The simple administrative function of the Registrar-General, expressed in mandatory and clear language in Section 7(1), along with the implementing Rules, received no attention from the Majority.  Instead, the Majority focused on the reasonableness of the Registrar-General’s conduct in the context of Section 27(3) application, an application the Respondents had to make to correct legal errors committed by the Registrar-General in the first instance.

Section 27(3) reads:

Any error of fact or substance in any register may be corrected by the Registrar-General upon payment of prescribed fee and upon production by the person requiring such error to be corrected of a statutory declaration setting forth the nature of the error and the true facts of the case, and made by two persons required by this Act to give information 


concerning the birth, still-birth or death with reference to which the error has been made, or in default of such persons then by two creditable persons having knowledge to the satisfaction of the Registrar-General of the truth of the case; and the Registrar-General may if he is satisfied of the facts stated in the statutory declaration cause such entry to be certified and the day and the month when such correction is made to be added thereto.


Next:  Section 27(3) Application and the Registrar-General’s Discretion


[1] The BDRA specifies no other duty to the Registrar-General as evident from Section 2 that defines the term “Registrar” to mean the registrar appointed under the act “whose duty it is to register particulars of a birth.” 

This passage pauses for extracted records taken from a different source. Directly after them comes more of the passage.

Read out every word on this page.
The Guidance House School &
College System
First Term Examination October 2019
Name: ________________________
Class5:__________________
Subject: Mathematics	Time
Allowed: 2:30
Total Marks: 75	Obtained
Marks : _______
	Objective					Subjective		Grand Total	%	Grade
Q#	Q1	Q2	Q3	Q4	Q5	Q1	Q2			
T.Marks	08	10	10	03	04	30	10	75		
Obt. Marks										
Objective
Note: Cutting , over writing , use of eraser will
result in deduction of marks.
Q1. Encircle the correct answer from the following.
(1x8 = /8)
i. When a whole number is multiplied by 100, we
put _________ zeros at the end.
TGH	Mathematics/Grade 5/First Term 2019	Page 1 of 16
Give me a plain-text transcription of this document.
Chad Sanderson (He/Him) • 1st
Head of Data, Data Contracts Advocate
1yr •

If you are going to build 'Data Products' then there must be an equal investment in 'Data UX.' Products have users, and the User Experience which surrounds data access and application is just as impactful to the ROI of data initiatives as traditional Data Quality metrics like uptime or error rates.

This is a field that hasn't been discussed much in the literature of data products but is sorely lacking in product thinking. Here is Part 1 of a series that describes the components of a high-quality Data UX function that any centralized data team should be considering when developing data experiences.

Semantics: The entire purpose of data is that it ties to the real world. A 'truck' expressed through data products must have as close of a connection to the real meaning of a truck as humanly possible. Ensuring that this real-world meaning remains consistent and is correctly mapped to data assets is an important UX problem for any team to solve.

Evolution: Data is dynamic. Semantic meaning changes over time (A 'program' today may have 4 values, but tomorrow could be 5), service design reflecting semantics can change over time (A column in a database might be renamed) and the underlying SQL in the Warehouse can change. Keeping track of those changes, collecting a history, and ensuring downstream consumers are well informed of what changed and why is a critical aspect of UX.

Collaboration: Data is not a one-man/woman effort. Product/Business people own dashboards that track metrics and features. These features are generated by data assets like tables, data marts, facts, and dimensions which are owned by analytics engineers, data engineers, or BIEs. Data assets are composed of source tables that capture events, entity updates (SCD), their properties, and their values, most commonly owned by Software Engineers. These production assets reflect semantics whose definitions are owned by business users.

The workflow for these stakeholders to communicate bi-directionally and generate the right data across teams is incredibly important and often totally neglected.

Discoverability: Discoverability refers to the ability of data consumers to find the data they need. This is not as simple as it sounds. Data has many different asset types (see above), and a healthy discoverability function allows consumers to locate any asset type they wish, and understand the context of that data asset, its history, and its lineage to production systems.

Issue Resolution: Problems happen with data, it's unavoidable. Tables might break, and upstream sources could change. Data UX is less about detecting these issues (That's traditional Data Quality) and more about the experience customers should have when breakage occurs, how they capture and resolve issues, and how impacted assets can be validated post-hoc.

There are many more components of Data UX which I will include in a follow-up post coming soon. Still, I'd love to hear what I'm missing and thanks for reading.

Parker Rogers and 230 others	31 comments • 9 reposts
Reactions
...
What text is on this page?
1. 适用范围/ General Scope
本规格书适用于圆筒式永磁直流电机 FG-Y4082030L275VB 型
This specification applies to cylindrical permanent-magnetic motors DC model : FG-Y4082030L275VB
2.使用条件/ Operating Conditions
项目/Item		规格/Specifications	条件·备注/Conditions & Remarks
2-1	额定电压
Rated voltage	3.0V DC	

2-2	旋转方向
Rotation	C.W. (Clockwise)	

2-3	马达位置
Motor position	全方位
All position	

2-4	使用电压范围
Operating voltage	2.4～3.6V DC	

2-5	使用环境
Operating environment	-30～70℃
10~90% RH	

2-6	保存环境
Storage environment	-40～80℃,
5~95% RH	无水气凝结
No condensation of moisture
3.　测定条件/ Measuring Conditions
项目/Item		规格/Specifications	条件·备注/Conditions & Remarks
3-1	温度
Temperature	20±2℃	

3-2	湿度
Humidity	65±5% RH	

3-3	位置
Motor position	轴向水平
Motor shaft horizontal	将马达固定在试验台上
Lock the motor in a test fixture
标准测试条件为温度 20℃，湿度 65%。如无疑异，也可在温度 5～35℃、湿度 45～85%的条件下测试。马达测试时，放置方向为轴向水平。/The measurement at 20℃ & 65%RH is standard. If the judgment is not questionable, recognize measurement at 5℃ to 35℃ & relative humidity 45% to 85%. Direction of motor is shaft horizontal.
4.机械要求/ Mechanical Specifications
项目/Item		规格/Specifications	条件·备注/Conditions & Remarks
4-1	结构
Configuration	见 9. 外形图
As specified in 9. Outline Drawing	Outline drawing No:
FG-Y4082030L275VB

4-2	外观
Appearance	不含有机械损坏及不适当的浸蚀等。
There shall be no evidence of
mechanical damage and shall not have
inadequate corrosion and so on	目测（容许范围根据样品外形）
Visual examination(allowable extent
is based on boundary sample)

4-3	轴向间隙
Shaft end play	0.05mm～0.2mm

[2]See Section 14, which requires the Registrar-General to issue a birth certificate at the time of the registration of the birth. Although in practice a birth certificate will not be issued on the day of the registration itself (that it will take time to process the document), the idea of Section 14 is that once all the particulars of the birth are obtained and entered in the registry, what is left to be done by the Registrar-General will simply be to issue the certificate reflecting the extracts from the registry. The provision does not expect the Registrar-General to incur time do perform an unrelated task. 

[3] Section 39(a) reads in relevant part: “Subject to the provisions of this Act the Minister may make rules in respect for all or any of the following matters: (a) the form and contents of the registers, Certificates of Birth, Certificates of Death, forms, certificates, notices and other documents and the information to be supplied for carrying out the purposes of the Act.” [Emphasis added.]